For adults without significant risk factors, every two to three years is a reasonable interval. The NHS Health Check provides a free baseline every five years for eligible adults, and private checks can sit alongside this to provide more frequent monitoring between NHS appointments.
For anyone under 40, a private health check is still worthwhile if there is a meaningful family history, known metabolic or hormonal conditions, persistent unexplained symptoms, or simply a desire to understand your baseline health before problems arise. Prevention is considerably more straightforward than treatment.
Frequently Asked Questions
What is the difference between a health check and a health screening?

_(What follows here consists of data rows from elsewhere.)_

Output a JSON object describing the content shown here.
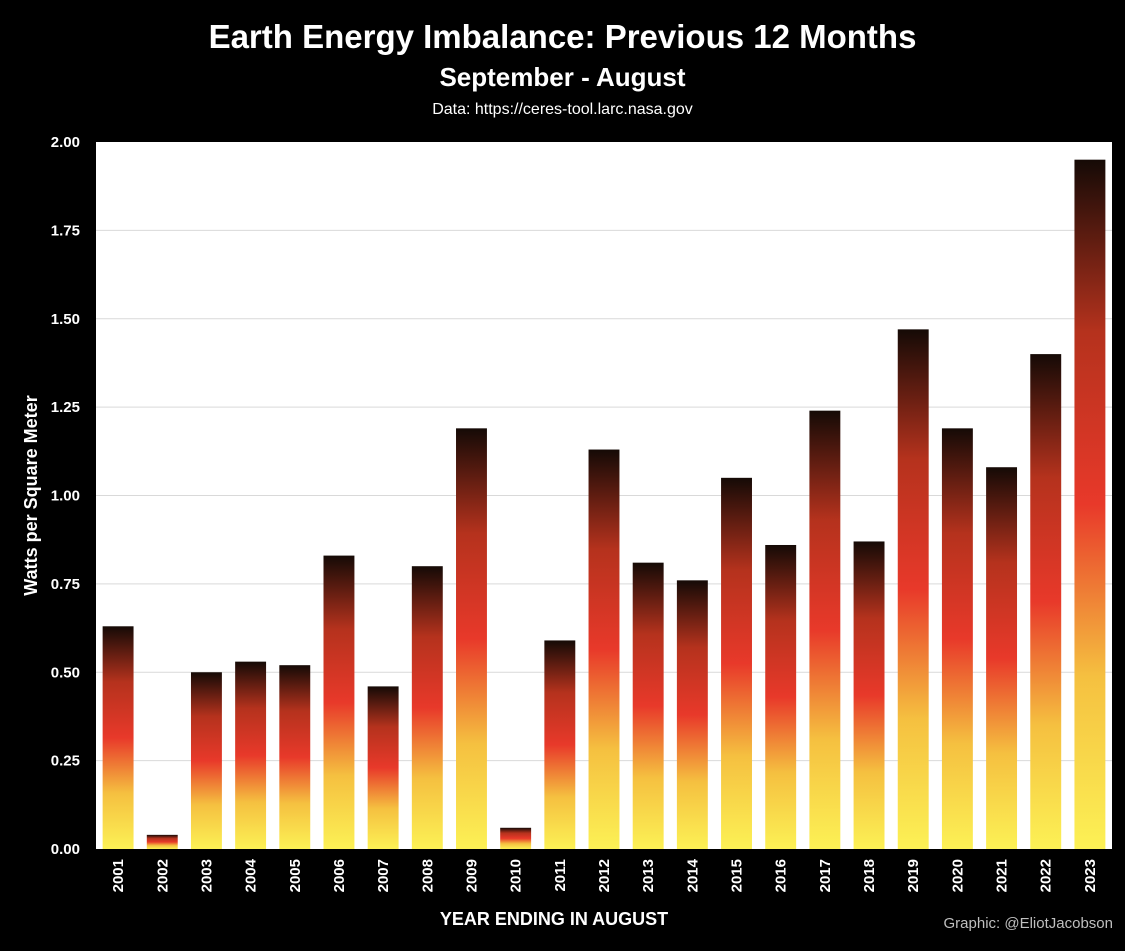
{
  "header": {
    "title": "Earth Energy Imbalance: Previous 12 Months",
    "subtitle": "September - August",
    "source": "Data: https://ceres-tool.larc.nasa.gov"
  },
  "footer": {
    "credit": "Graphic: @EliotJacobson"
  },
  "colors": {
    "background": "#000000",
    "plot_background": "#ffffff",
    "gridline": "#d9d9d9",
    "bar_gradient": [
      "#fcf155",
      "#f5c040",
      "#e8392a",
      "#b5321d",
      "#150a06"
    ]
  },
  "chart_data": {
    "type": "bar",
    "title": "Earth Energy Imbalance: Previous 12 Months",
    "subtitle": "September - August",
    "xlabel": "YEAR ENDING IN AUGUST",
    "ylabel": "Watts per Square Meter",
    "ylim": [
      0,
      2
    ],
    "yticks": [
      "0.00",
      "0.25",
      "0.50",
      "0.75",
      "1.00",
      "1.25",
      "1.50",
      "1.75",
      "2.00"
    ],
    "grid": true,
    "legend": "none",
    "categories": [
      "2001",
      "2002",
      "2003",
      "2004",
      "2005",
      "2006",
      "2007",
      "2008",
      "2009",
      "2010",
      "2011",
      "2012",
      "2013",
      "2014",
      "2015",
      "2016",
      "2017",
      "2018",
      "2019",
      "2020",
      "2021",
      "2022",
      "2023"
    ],
    "values": [
      0.63,
      0.04,
      0.5,
      0.53,
      0.52,
      0.83,
      0.46,
      0.8,
      1.19,
      0.06,
      0.59,
      1.13,
      0.81,
      0.76,
      1.05,
      0.86,
      1.24,
      0.87,
      1.47,
      1.19,
      1.08,
      1.4,
      1.95
    ]
  }
}
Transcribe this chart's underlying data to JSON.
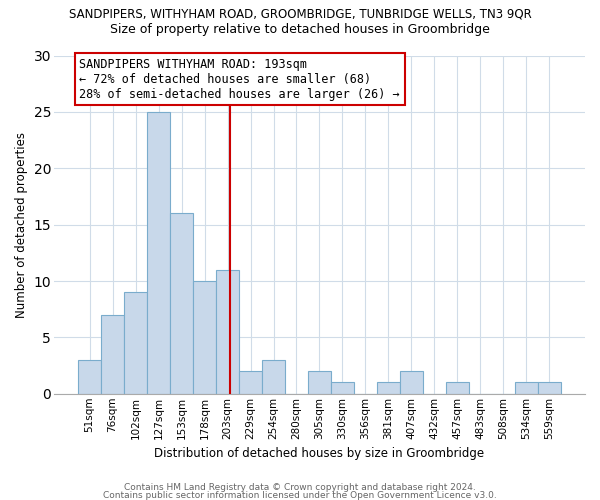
{
  "title_top": "SANDPIPERS, WITHYHAM ROAD, GROOMBRIDGE, TUNBRIDGE WELLS, TN3 9QR",
  "title_sub": "Size of property relative to detached houses in Groombridge",
  "xlabel": "Distribution of detached houses by size in Groombridge",
  "ylabel": "Number of detached properties",
  "footer1": "Contains HM Land Registry data © Crown copyright and database right 2024.",
  "footer2": "Contains public sector information licensed under the Open Government Licence v3.0.",
  "bar_labels": [
    "51sqm",
    "76sqm",
    "102sqm",
    "127sqm",
    "153sqm",
    "178sqm",
    "203sqm",
    "229sqm",
    "254sqm",
    "280sqm",
    "305sqm",
    "330sqm",
    "356sqm",
    "381sqm",
    "407sqm",
    "432sqm",
    "457sqm",
    "483sqm",
    "508sqm",
    "534sqm",
    "559sqm"
  ],
  "bar_values": [
    3,
    7,
    9,
    25,
    16,
    10,
    11,
    2,
    3,
    0,
    2,
    1,
    0,
    1,
    2,
    0,
    1,
    0,
    0,
    1,
    1
  ],
  "bar_color": "#c8d8ea",
  "bar_edge_color": "#7aaccc",
  "ylim": [
    0,
    30
  ],
  "yticks": [
    0,
    5,
    10,
    15,
    20,
    25,
    30
  ],
  "vline_color": "#cc0000",
  "annotation_title": "SANDPIPERS WITHYHAM ROAD: 193sqm",
  "annotation_line1": "← 72% of detached houses are smaller (68)",
  "annotation_line2": "28% of semi-detached houses are larger (26) →",
  "annotation_box_color": "#ffffff",
  "annotation_box_edge": "#cc0000",
  "background_color": "#ffffff",
  "grid_color": "#d0dce8",
  "title_fontsize": 8.5,
  "subtitle_fontsize": 9.0,
  "footer_fontsize": 6.5,
  "axis_label_fontsize": 8.5,
  "tick_fontsize": 7.5,
  "annot_fontsize": 8.5
}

A health check is a broad assessment of overall health by a GP, including examination and blood tests. A screening is a specific test for one condition in a population without symptoms — such as cervical smears or bowel cancer screening.
Do I need to fast before a private health check?
For cholesterol, blood glucose, and HbA1c tests, fasting for 8 to 12 hours beforehand gives the most accurate results. For other blood markers, no fasting is needed. Drink water as normal and your GP will confirm requirements when you book.
How long does a private health check take?
A comprehensive private health check at The Private GP takes approximately 45 to 60 minutes, including the physical examination, ECG, blood draw, and GP consultation. Blood test results follow within one to three working days.
At what age should I start having private health checks?
There is no fixed rule. Many people start around 40, particularly if they have risk factors. Those with a family history of early heart disease, diabetes, or cancer may benefit from starting earlier. Your GP can advise based on your individual circumstances.
Will a private health check detect cancer?
A standard health check is not a cancer screening programme. Some markers — such as PSA for prostate cancer risk — can provide useful information, but most cancers cannot be reliably detected through a blood test alone. If you have symptoms or specific concerns, discuss these with your GP who can arrange targeted investigation.